Native Sons in World War One
By D.M. McGowan and K.L. McGowan
© 2019

Seventeen native boys left the Upper Peace
The only land they’d known, all in their teens.
They’d all grown up wild out among the trees.
Knew where to find pelts, beaver ponds or streams.
They hunted for their supper, trap or single shot
And only their mothers gave safety a fleeting thought

After two hundred years of Scott and Fleur de Lis
They knew some other talk, sometimes two or three,
English, French and German were spoken in the land,
And whatever tongue was spoken by their particular band
Some of them could read and write more than just their name
But the army didn’t care, green privates all the same

An amazing great adventure for young trapper men
From freedom of the wild to a Canadian Army pen
Across the land in trains, something never seen.
Mistreated by a Sergeant, but still bright and keen.
Dropped off in camps and marched around a square
“Dig some dirt from here and put it over there.”

On the trains again east to Canada’s Maritimes
March down to the docks in perfect double lines
Then up a gangplank to a big steel canoe
Then told to put their kit where you couldn’t fit a shoe
A dozen ships in convoy from the Bedford shore
But count on German U boats sinking two or more.

More camp time in England, weeks without the sun
Then finally sent to France to show them how it’s done
Trenches that collapse from rains that never end
Bodies on the wire or sprawled out in no man’s land.
All caked in mud, “Are they ours? Are they theirs?”
Days and weeks of boredom, then terror and despair.
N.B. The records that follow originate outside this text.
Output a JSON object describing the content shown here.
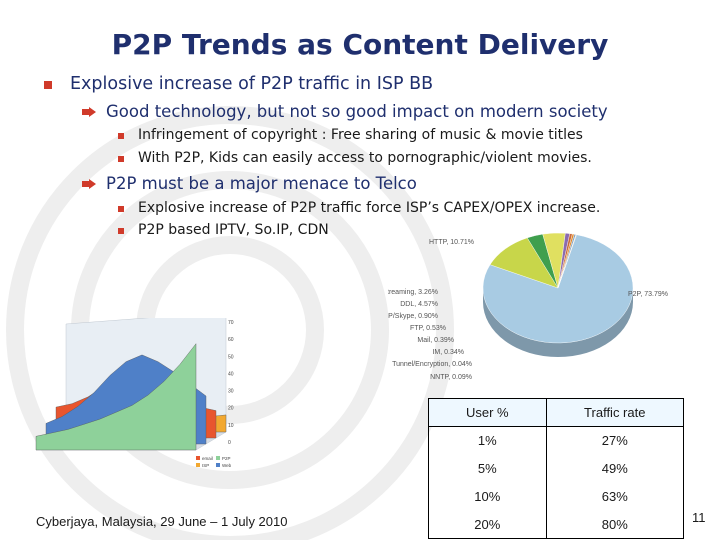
{
  "slide": {
    "title": "P2P Trends as Content Delivery",
    "bullets": {
      "l1": "Explosive increase of P2P traffic in ISP BB",
      "l2a": "Good technology, but not so good impact on modern society",
      "l3a": "Infringement of copyright : Free sharing of music & movie titles",
      "l3b": "With P2P, Kids can easily access to pornographic/violent movies.",
      "l2b": "P2P must be a major menace to Telco",
      "l3c": "Explosive increase of P2P traffic force ISP’s CAPEX/OPEX increase.",
      "l3d": "P2P based IPTV, So.IP, CDN"
    },
    "footer": "Cyberjaya, Malaysia, 29 June – 1 July 2010",
    "page_number": "11"
  },
  "table": {
    "headers": [
      "User %",
      "Traffic rate"
    ],
    "rows": [
      [
        "1%",
        "27%"
      ],
      [
        "5%",
        "49%"
      ],
      [
        "10%",
        "63%"
      ],
      [
        "20%",
        "80%"
      ]
    ]
  },
  "colors": {
    "title": "#1f2f6e",
    "bullet": "#d03a2a",
    "p2p": "#a8cbe3",
    "http": "#c8d64a"
  },
  "chart_data": [
    {
      "type": "area",
      "title": "",
      "yticks": [
        "70",
        "60",
        "50",
        "40",
        "30",
        "20",
        "10",
        "0"
      ],
      "ylim": [
        0,
        70
      ],
      "legend": [
        "email",
        "P2P",
        "ISP",
        "Web"
      ],
      "series": [
        {
          "name": "P2P",
          "values": [
            8,
            10,
            12,
            15,
            18,
            22,
            26,
            32,
            40,
            50,
            62
          ]
        },
        {
          "name": "Web",
          "values": [
            12,
            16,
            22,
            30,
            40,
            48,
            52,
            48,
            42,
            35,
            28
          ]
        },
        {
          "name": "email",
          "values": [
            18,
            20,
            24,
            30,
            34,
            30,
            26,
            22,
            20,
            18,
            16
          ]
        },
        {
          "name": "ISP",
          "values": [
            6,
            6,
            7,
            7,
            8,
            8,
            8,
            9,
            9,
            9,
            10
          ]
        }
      ]
    },
    {
      "type": "pie",
      "title": "",
      "slices": [
        {
          "label": "P2P, 73.79%",
          "value": 73.79,
          "color": "#a8cbe3"
        },
        {
          "label": "HTTP, 10.71%",
          "value": 10.71,
          "color": "#c8d64a"
        },
        {
          "label": "Streaming, 3.26%",
          "value": 3.26,
          "color": "#3f9f4e"
        },
        {
          "label": "DDL, 4.57%",
          "value": 4.57,
          "color": "#e0e060"
        },
        {
          "label": "VoIP/Skype, 0.90%",
          "value": 0.9,
          "color": "#8a6bb0"
        },
        {
          "label": "FTP, 0.53%",
          "value": 0.53,
          "color": "#c86a3c"
        },
        {
          "label": "Mail, 0.39%",
          "value": 0.39,
          "color": "#e28a2a"
        },
        {
          "label": "IM, 0.34%",
          "value": 0.34,
          "color": "#7fa0c0"
        },
        {
          "label": "Tunnel/Encryption, 0.04%",
          "value": 0.04,
          "color": "#b0b0b0"
        },
        {
          "label": "NNTP, 0.09%",
          "value": 0.09,
          "color": "#d0b080"
        }
      ]
    }
  ]
}
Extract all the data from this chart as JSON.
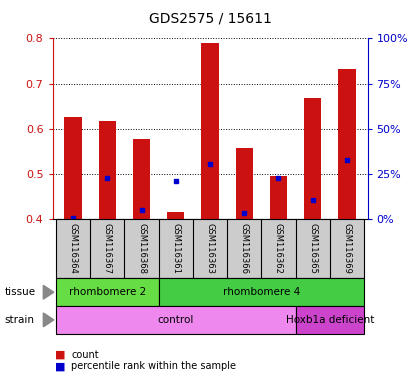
{
  "title": "GDS2575 / 15611",
  "samples": [
    "GSM116364",
    "GSM116367",
    "GSM116368",
    "GSM116361",
    "GSM116363",
    "GSM116366",
    "GSM116362",
    "GSM116365",
    "GSM116369"
  ],
  "count_values": [
    0.625,
    0.618,
    0.578,
    0.415,
    0.79,
    0.558,
    0.495,
    0.668,
    0.732
  ],
  "percentile_values": [
    0.402,
    0.49,
    0.42,
    0.485,
    0.522,
    0.412,
    0.49,
    0.442,
    0.53
  ],
  "y_min": 0.4,
  "y_max": 0.8,
  "y_ticks": [
    0.4,
    0.5,
    0.6,
    0.7,
    0.8
  ],
  "right_y_ticks": [
    0,
    25,
    50,
    75,
    100
  ],
  "right_y_labels": [
    "0%",
    "25%",
    "50%",
    "75%",
    "100%"
  ],
  "bar_color": "#cc1111",
  "dot_color": "#0000cc",
  "bar_width": 0.5,
  "tissue_groups": [
    {
      "label": "rhombomere 2",
      "start": 0,
      "end": 3,
      "color": "#66dd44"
    },
    {
      "label": "rhombomere 4",
      "start": 3,
      "end": 9,
      "color": "#44cc44"
    }
  ],
  "strain_groups": [
    {
      "label": "control",
      "start": 0,
      "end": 7,
      "color": "#ee88ee"
    },
    {
      "label": "Hoxb1a deficient",
      "start": 7,
      "end": 9,
      "color": "#cc44cc"
    }
  ],
  "legend_items": [
    {
      "label": "count",
      "color": "#cc1111"
    },
    {
      "label": "percentile rank within the sample",
      "color": "#0000cc"
    }
  ],
  "tissue_label": "tissue",
  "strain_label": "strain",
  "bar_color_left_axis": "#cc1111",
  "right_axis_color": "#0000cc",
  "grid_color": "#000000",
  "bg_color": "#ffffff",
  "xlabel_bg": "#cccccc"
}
Vimy Ridge, the Somme or maybe Regina Trench
Maybe English on the left other times the French
High Wood or Kitchener’s, Avion as well
With the Aussies at Gallipoli, some lived to tell
Passchendaele, Arras, knowing each the end
If not for the war, surely for the men

Metis, Cree and Dane a total of Seventeen
On a great adventure, young, naive and keen
But the Great War wasn’t a great place to learn
For seventeen go but only two returned.